Bien qu'il ait affirmé au juge avoir eu l'intention de porter plainte dès l'altercation, ce n'est que quelques jours plus tard qu'il l'a officiellement fait, après avoir reçu plusieurs appels de la part d'enquêteurs de police qui se sont déplacés pour recueillir sa déposition, a souligné à gros traits l'avocat de l'accusé, Me Richard Dubé.

Ce dernier a aussi noté que la déposition écrite que M. Joseph a remplie le jour de sa plainte était identique mot pour mot au rapport qu'il a rédigé dans le cadre de ses fonctions le jour de l'agression.

L'avocat a demandé au témoin s'il avait eu accès à son premier rapport lorsqu'il a rempli sa déclaration aux policiers et si les enquêteurs lui avaient suggéré quoi écrire, questions auxquelles M. Joseph a répondu par la négative. «Je me rappelle très bien ce qui s'est passé. Si vous me demandiez de l'écrire aujourd'hui, j'écrirais encore la même chose.»
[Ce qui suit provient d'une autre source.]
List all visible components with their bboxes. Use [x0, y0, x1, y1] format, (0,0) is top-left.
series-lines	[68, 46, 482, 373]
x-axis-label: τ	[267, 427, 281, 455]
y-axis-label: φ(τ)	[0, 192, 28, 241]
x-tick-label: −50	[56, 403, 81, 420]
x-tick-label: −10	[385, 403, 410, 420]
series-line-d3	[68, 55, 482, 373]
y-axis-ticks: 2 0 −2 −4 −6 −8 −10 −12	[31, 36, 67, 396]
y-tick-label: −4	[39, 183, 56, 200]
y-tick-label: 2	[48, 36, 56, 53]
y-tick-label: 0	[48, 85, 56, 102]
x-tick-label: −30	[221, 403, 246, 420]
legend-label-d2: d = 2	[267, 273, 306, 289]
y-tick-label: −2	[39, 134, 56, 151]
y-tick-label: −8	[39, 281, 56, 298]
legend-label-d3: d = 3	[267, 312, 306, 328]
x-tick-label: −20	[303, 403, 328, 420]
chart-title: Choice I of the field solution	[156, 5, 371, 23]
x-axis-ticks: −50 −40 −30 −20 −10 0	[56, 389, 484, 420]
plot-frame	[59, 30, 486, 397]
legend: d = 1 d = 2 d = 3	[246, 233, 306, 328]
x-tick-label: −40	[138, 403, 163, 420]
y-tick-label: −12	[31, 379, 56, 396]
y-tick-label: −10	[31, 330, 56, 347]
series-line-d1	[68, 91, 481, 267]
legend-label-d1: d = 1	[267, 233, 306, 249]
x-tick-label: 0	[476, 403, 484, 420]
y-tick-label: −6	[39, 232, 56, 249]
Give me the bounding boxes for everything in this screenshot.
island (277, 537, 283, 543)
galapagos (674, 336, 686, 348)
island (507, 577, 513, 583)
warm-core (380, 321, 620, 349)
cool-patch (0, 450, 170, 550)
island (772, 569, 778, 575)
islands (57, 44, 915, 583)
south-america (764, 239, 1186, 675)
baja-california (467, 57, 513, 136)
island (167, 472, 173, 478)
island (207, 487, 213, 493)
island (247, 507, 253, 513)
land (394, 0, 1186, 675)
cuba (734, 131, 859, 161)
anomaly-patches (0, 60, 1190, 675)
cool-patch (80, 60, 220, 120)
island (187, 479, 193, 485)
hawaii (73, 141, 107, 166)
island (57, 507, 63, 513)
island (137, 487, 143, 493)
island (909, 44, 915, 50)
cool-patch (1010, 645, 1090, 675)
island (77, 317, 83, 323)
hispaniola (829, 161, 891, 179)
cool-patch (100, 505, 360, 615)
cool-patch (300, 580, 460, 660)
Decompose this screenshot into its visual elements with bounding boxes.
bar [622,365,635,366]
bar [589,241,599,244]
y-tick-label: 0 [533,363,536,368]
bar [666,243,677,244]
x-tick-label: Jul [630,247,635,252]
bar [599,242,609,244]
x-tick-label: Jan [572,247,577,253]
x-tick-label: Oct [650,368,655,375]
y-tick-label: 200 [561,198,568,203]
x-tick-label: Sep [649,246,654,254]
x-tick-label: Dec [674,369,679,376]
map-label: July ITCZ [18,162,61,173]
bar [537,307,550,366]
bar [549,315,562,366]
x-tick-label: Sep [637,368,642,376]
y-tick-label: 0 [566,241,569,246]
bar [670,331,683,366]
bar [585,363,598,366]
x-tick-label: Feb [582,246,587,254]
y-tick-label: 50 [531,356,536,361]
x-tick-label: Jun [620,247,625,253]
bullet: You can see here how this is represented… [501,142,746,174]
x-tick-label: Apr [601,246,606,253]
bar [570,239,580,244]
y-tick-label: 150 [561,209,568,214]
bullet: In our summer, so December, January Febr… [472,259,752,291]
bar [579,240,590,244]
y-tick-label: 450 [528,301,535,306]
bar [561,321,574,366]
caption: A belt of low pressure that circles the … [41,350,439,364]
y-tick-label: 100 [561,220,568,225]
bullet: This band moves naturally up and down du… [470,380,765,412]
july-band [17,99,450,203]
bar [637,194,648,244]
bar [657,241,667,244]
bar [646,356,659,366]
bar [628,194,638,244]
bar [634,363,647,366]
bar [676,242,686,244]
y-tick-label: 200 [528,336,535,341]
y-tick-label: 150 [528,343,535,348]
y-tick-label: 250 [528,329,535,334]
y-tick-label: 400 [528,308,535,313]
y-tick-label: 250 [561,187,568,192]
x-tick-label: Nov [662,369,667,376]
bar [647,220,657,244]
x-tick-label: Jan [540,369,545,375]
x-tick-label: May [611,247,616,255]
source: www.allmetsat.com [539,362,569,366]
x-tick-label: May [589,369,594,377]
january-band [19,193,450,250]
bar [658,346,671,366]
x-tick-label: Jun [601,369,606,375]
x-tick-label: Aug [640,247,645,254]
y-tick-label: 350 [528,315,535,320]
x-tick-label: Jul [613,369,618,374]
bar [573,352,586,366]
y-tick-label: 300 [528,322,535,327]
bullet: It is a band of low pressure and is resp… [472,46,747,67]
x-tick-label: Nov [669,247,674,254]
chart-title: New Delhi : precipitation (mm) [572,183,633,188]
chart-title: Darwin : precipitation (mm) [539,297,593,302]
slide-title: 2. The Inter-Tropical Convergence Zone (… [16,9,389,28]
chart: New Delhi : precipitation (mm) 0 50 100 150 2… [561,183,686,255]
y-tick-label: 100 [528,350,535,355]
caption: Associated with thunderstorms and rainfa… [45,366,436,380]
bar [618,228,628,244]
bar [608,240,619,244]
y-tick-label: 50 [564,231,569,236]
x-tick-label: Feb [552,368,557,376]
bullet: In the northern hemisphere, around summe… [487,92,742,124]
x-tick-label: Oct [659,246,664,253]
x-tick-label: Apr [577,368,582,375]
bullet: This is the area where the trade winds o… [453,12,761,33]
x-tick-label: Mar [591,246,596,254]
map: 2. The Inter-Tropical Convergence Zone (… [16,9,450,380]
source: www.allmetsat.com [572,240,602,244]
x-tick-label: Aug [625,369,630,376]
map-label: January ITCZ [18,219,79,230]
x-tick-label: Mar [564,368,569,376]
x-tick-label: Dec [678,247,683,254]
«C'est extrêmement préoccupant au niveau de l'enquête et de la crédibilité du principal plaignant», a déclaré Adil Charkaoui à sa sortie de la salle d'audience. « Il y a aussi le fait qu'il n'a pas fait de plainte le jour même et ni le lendemain. Il n'a pas fait de plainte mardi non plus», a dit l'accusé.

Est-ce que c'est à cause de sa notoriété qu'il se retrouve devant le tribunal ? « Je crois que les journalistes peuvent estimer ce qui a été fait dans ce dossier. Une partie de soccer où j'accompagne mon fils pour jouer. Un agent de sécurité est venu, les policiers sont venus et ils sont repartis. Il y a eu des déclarations du maire et d'autres personnalités politiques. Par la suite, les policiers ont appelé [le plaignant] à plusieurs reprises, ils ont fini par aller le voir chez lui pour qu'il porte plainte. »

Le procès se poursuit en mars avec la preuve de la défense.